# Fehlermeldung H2 Database



## Alex_winf01 (16. Jun 2009)

Ich habe bei meinem Laptop ein kleines Problem mit meiner H2 Database:

Sobald ich mich an der Datenbank anmelden möchte, bekomme ich folgende Fehlermeldung:



> Eingabe/Ausgabe: java.io.FileNotFoundException: c:\ProgramFiles\H2\bin\test.lock.db (Zugriff verweigert)



Die JDBC URL ist richtig (jdbc:h2:tcp://localhost:9092/test), der Port ist freigegeben und auch bei der Firewall bekannt. Benutzername und Passwort sind auch richtig.

Betriebssystem ist Vista.

Woran kann das liegen? Auf einem anderen Rechner mit genau den selben Einstellungen funktioniert die Sache (nur ist auf dem anderen Rechner Windows XP Prof drauf).


----------



## maki (16. Jun 2009)

Lösch mal das Lockfile.


----------



## JohannisderKaeufer (16. Jun 2009)

Vista ist bei mir nun auch nicht mehr und das aus gutem Grunde.

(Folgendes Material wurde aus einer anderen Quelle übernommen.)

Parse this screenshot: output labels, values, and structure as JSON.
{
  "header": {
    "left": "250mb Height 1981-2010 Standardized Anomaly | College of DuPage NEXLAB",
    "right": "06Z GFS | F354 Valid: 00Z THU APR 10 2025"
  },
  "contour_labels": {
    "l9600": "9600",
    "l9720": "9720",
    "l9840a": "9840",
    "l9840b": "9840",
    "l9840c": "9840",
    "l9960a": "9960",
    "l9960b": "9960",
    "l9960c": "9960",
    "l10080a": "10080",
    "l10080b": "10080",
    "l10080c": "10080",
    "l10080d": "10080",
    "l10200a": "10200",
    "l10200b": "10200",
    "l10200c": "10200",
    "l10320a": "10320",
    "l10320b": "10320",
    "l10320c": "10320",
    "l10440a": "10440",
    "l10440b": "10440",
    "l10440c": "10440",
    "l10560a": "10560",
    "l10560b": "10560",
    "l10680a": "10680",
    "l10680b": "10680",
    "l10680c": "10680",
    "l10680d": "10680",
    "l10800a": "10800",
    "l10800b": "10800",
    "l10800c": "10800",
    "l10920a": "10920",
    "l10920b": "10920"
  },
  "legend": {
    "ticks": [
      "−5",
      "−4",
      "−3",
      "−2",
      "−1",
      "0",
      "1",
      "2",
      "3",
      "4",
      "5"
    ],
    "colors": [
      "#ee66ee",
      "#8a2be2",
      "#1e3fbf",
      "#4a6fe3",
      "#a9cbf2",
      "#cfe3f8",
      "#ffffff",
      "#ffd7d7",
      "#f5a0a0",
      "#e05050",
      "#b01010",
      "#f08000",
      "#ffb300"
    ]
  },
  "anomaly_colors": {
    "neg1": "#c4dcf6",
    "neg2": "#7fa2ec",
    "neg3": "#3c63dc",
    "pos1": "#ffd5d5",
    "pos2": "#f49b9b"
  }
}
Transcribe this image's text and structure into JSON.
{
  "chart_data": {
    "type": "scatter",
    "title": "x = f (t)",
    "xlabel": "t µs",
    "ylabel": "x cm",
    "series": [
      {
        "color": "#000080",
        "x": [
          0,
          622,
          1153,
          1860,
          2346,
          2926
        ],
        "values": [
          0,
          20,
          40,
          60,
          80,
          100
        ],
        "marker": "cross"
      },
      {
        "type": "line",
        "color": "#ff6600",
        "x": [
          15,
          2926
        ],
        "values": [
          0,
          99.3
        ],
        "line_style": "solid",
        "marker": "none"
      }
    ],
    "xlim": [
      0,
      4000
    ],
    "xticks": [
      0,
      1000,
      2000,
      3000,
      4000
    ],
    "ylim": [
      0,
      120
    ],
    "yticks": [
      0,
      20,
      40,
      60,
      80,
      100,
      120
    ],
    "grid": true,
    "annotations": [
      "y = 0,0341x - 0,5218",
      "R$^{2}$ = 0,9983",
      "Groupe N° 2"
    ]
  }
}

Aber wenn ich mich recht entsinne gibt es in Vista ein paar kleine "Sicherheitsmaßnahmen".

Unter anderem sind wenn ich mich recht entsinne Schreibrechte im Programme Ordner nicht gern gesehen. Außer bei installationen und da gibts dann diese Sicherheitsabfragen.

Programme sollten ihre "Nutzdaten" daher in einem anderen Ordner anlegen. Application Files oder so ähnlich.


----------



## stefan. (16. Jun 2009)

Kopiere den H2 Ordner in dein User Verzeichnis (C:\users\name\h2 ..) das sollte ggf. das Problem lösen.


----------